Fundamental window functions
In previous articles, we have examined how window functions work and introduced the concept of a data window, which is passed to the window function. Now it's time to look at the types of window functions available.
Types of window functions
Window functions can be divided into 3 groups:
- Aggregate window functions
- Ranking window functions
- Offset window functions
Aggregate window functions
Aggregate functions are those that perform arithmetic calculations on a data set and return a total value.
- SUM — calculates the total sum of values;
- COUNT — counts the total number of records in a column (NULL values are not counted);
- AVG — calculates the arithmetic mean;
- MAX — finds the highest value;
- MIN — determines the lowest value.
SELECT id, home_type, price, SUM(price) OVER(PARTITION BY home_type) AS 'Sum', COUNT(price) OVER(PARTITION BY home_type) AS 'Count', AVG(price) OVER(PARTITION BY home_type) AS 'Avg', MAX(price) OVER(PARTITION BY home_type) AS 'Max', MIN(price) OVER(PARTITION BY home_type) AS 'Min' FROM Rooms;
Ranking window functions
Ranking window functions are those that rank a value for each row in the window.
In ranking functions, the OVER keyword is followed by the mandatory ORDER BY condition, which determines the sorting order for ranking.
- ROW_NUMBER - returns the row number, used for numbering;
- RANK - returns the rank of each row. Here's how it works:
- Sorting: firstly, rows are sorted by one or more columns. These columns are specified in ORDER BY in the OVER clause.
- Assigning ranks: each unique row or group of rows that have the same values in the sorting columns is assigned a rank. The rank starts from 1.
- Identical values: if several rows have the same values in the sorting columns, they receive the same rank. For example, if two rows are in second place, both receive rank 2.
- Skipping ranks: after a group of rows with the same rank, the next rank increases by the number of rows in that group. For example, if two rows have rank 2, the next row will get rank 4, not 3.
- Continuing sorting: this process continues until ranks have been assigned to all rows in the result set.
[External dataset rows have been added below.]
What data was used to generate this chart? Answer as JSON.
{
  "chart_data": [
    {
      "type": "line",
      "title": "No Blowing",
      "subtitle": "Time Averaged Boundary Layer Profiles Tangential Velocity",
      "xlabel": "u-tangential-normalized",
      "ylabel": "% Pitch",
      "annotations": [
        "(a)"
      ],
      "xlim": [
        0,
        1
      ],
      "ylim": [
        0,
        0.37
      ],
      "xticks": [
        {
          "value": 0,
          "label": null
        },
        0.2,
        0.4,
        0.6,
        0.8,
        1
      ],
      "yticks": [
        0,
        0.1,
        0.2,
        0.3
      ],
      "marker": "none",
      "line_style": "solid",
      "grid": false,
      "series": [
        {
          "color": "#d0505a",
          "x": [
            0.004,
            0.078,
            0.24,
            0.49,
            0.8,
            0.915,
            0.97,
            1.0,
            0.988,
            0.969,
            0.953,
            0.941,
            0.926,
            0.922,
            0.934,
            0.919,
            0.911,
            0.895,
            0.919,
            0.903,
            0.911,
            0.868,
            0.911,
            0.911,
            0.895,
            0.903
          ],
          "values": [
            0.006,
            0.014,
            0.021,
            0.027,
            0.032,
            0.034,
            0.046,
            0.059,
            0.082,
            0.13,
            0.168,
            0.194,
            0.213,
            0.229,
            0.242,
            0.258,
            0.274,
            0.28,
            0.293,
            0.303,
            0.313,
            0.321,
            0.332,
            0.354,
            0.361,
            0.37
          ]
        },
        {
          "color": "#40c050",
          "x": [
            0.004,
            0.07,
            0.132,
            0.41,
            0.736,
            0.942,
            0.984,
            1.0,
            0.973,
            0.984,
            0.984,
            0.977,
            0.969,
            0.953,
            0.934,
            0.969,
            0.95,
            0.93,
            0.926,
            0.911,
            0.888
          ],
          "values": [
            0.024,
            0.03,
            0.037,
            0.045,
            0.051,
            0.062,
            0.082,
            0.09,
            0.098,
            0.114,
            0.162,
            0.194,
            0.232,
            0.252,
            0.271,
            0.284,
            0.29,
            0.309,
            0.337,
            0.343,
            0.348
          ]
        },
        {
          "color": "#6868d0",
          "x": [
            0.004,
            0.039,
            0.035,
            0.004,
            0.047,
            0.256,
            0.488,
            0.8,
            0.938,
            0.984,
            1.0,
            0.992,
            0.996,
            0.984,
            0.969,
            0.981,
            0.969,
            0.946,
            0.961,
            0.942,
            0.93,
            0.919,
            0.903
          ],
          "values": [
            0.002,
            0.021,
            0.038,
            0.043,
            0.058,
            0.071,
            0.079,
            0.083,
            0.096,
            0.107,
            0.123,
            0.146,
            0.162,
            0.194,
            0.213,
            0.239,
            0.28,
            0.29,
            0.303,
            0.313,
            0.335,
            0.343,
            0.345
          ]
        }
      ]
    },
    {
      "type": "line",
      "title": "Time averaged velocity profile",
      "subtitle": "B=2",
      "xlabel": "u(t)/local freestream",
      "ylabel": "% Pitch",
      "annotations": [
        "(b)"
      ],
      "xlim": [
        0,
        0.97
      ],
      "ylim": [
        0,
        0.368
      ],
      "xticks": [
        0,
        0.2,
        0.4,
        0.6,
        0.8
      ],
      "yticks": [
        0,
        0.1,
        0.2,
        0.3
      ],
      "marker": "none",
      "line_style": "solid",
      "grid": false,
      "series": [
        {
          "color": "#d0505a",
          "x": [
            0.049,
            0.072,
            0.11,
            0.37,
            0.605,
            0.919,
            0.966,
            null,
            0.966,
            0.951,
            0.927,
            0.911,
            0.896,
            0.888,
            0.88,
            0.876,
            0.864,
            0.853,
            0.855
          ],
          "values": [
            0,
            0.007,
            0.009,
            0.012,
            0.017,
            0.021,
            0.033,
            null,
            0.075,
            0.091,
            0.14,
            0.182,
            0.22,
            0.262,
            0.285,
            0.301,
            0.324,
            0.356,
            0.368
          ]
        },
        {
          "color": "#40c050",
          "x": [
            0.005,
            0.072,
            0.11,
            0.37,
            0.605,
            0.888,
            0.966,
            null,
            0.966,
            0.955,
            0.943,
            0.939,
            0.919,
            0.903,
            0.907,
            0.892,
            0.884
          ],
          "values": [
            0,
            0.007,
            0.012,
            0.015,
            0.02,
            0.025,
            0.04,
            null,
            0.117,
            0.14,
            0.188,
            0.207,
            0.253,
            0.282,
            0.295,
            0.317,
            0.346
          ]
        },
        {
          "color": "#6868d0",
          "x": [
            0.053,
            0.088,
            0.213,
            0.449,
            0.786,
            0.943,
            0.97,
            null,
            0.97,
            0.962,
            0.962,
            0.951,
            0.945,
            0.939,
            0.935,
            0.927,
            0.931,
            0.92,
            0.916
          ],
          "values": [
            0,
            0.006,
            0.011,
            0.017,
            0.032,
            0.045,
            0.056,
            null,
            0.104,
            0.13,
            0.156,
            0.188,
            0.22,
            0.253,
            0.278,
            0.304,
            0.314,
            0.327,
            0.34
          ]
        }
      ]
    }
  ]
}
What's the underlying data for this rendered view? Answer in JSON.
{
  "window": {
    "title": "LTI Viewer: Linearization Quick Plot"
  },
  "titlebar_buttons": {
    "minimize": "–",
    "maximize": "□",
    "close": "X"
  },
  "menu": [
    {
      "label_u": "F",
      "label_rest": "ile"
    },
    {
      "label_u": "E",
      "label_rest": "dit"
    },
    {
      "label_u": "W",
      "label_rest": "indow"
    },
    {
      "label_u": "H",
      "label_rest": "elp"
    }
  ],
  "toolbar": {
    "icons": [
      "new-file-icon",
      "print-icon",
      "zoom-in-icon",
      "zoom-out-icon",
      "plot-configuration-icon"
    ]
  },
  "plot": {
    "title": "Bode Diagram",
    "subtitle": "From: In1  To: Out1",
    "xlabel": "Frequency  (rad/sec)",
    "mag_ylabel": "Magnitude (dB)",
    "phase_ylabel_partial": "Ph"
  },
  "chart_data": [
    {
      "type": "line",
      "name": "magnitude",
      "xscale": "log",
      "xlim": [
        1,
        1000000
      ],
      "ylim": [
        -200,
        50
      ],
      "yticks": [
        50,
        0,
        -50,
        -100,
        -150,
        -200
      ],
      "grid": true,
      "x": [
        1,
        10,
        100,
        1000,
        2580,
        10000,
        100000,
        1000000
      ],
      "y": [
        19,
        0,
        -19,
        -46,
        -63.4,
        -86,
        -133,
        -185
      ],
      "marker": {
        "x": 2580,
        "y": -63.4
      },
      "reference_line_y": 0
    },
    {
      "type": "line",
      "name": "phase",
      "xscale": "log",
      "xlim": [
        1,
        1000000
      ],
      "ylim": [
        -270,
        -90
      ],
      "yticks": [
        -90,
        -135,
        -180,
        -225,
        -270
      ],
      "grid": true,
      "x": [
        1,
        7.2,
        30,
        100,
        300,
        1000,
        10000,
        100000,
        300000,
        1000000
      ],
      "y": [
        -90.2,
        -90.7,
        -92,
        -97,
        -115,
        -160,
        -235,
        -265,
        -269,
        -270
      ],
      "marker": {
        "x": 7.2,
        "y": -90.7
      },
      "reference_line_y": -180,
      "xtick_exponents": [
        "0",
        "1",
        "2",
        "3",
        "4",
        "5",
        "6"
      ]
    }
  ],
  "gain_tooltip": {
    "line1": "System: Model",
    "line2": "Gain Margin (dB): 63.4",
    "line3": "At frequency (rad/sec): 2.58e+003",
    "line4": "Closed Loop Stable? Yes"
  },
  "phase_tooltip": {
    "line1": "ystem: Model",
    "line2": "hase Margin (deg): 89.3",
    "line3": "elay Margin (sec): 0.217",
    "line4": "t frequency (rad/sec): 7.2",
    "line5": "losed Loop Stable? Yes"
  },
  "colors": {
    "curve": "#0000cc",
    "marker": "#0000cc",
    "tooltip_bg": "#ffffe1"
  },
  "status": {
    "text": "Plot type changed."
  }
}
- DENSE_RANK - returns the rank of each row. Unlike RANK, it returns a rank for identical values without skipping the next rank;
SELECT id, home_type, price, ROW_NUMBER() OVER(PARTITION BY home_type ORDER BY price) AS 'row_number', RANK() OVER(PARTITION BY home_type ORDER BY price) AS 'rank', DENSE_RANK() OVER(PARTITION BY home_type ORDER BY price) AS 'dense_rank' FROM Rooms;
Offset window functions
Offset window functions are those that allow moving and accessing different rows in the window relative to the current row, as well as accessing values at the beginning or end of the window.
-
LAG - accesses data from previous rows of the window.
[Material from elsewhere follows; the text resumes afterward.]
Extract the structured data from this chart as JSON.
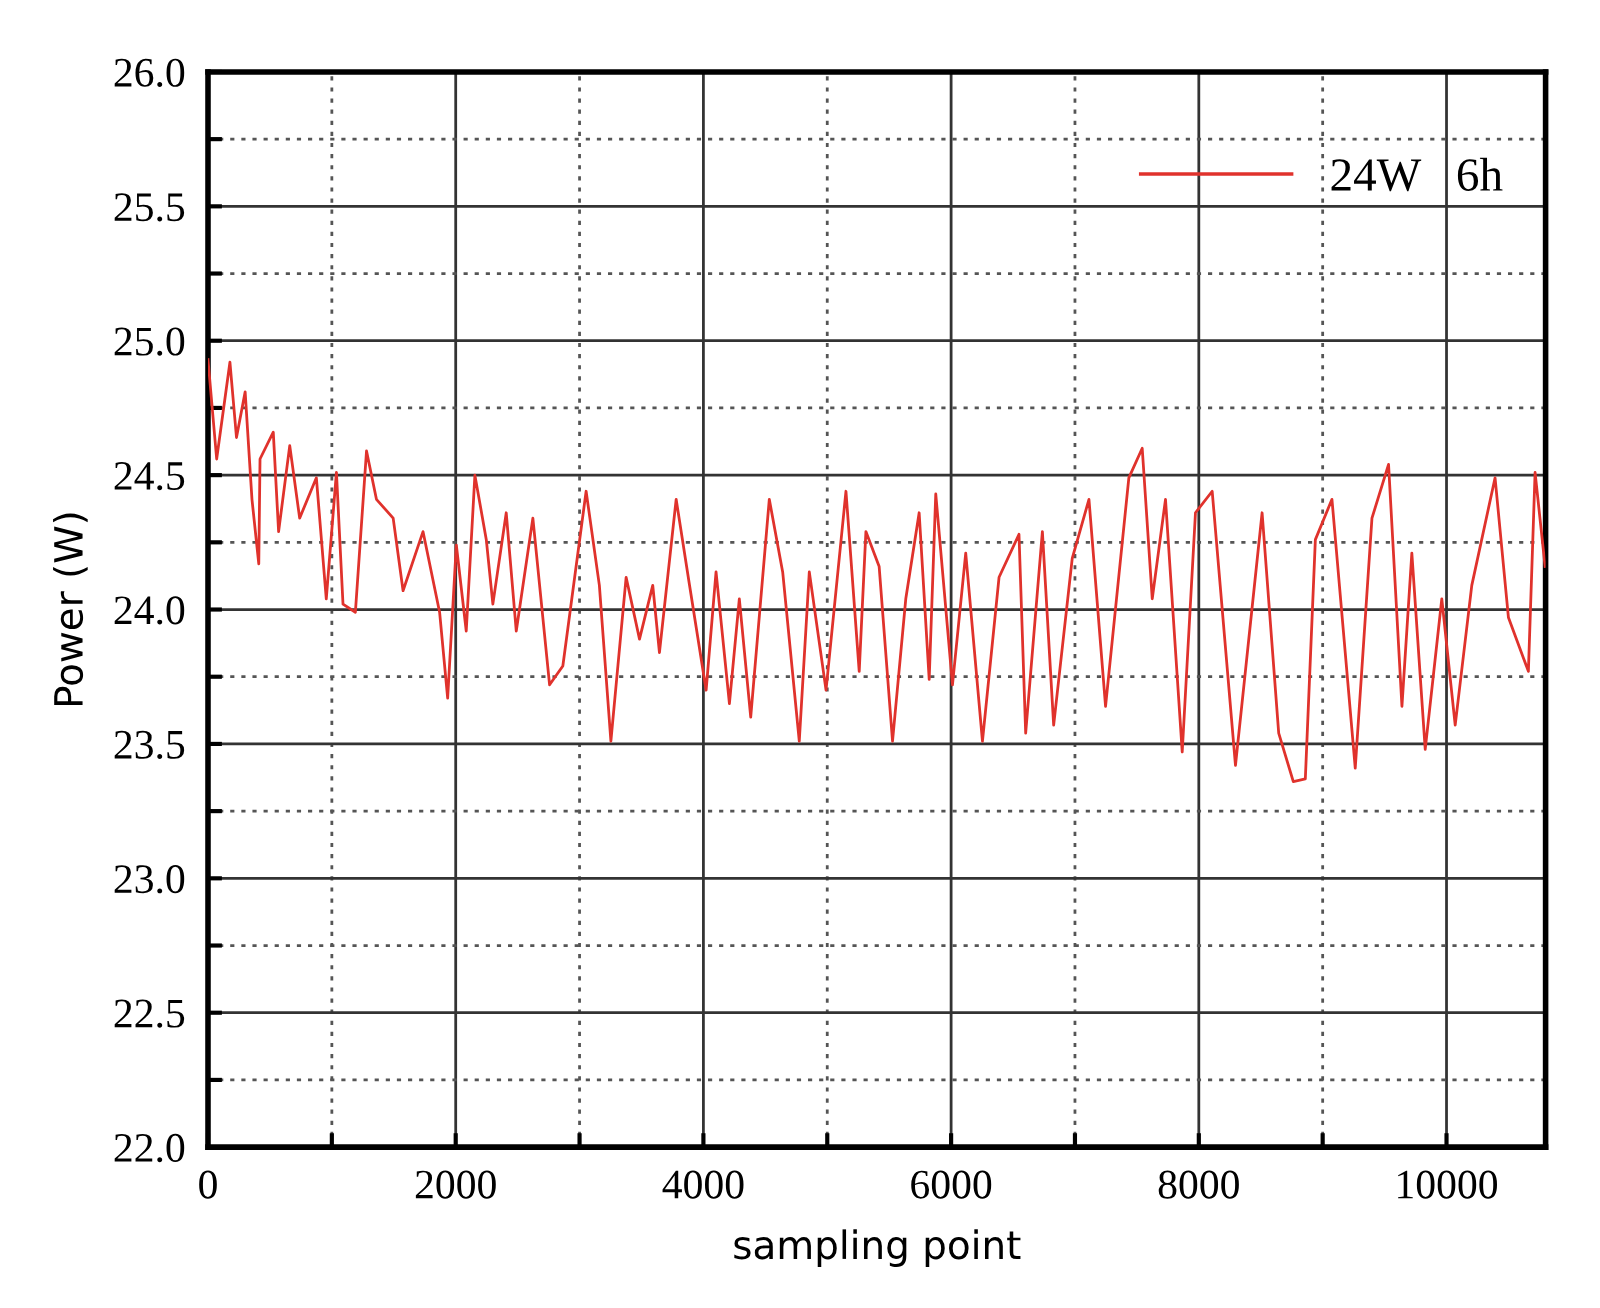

It has three arguments: the column whose value needs to be returned, the number of rows to offset (default is 1), and the value to return if the offset returns a NULL value.
-
LEAD - accesses data from following rows. Similar to LAG, it has 3 arguments.
-
FIRST_VALUE - returns the first value in the window. Takes a column as an argument, the value of which needs to be returned.
-
LAST_VALUE - returns the last value in the window. Takes a column as an argument, the value of which needs to be returned.
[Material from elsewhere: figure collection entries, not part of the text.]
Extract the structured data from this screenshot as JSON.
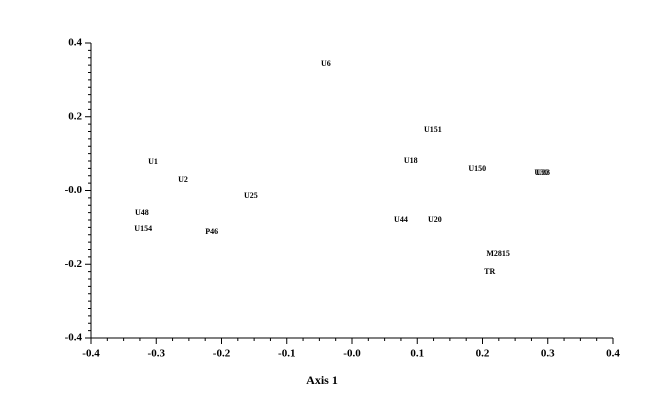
{
  "chart_data": {
    "type": "scatter",
    "x_label": "Axis 1",
    "labels": [
      "U6",
      "U151",
      "U1",
      "U2",
      "U18",
      "U150",
      "U30",
      "U33",
      "U25",
      "U48",
      "U154",
      "P46",
      "U44",
      "U20",
      "M2815",
      "TR"
    ],
    "x": [
      -0.04,
      0.124,
      -0.305,
      -0.259,
      0.09,
      0.192,
      0.29,
      0.293,
      -0.155,
      -0.322,
      -0.32,
      -0.215,
      0.075,
      0.127,
      0.224,
      0.211
    ],
    "y": [
      0.343,
      0.164,
      0.077,
      0.028,
      0.08,
      0.058,
      0.047,
      0.047,
      -0.015,
      -0.061,
      -0.105,
      -0.113,
      -0.08,
      -0.08,
      -0.172,
      -0.221
    ],
    "xlim": [
      -0.4,
      0.4
    ],
    "xticks": [
      -0.4,
      -0.3,
      -0.2,
      -0.1,
      {
        "value": 0,
        "label": "-0.0"
      },
      0.1,
      0.2,
      0.3,
      0.4
    ],
    "ylim": [
      -0.4,
      0.4
    ],
    "yticks": [
      -0.4,
      -0.2,
      {
        "value": 0,
        "label": "-0.0"
      },
      0.2,
      0.4
    ]
  }
}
SELECT id, home_type, price, LAG(price) OVER(PARTITION BY home_type ORDER BY price) AS 'lag', LAG(price, 2) OVER(PARTITION BY home_type ORDER BY price) AS 'lag_2', LEAD(price) OVER(PARTITION BY home_type ORDER BY price) AS 'lead', FIRST_VALUE(price) OVER(PARTITION BY home_type ORDER BY price) AS 'first_value', LAST_VALUE(price) OVER(PARTITION BY home_type ORDER BY price) AS 'last_value' FROM Rooms;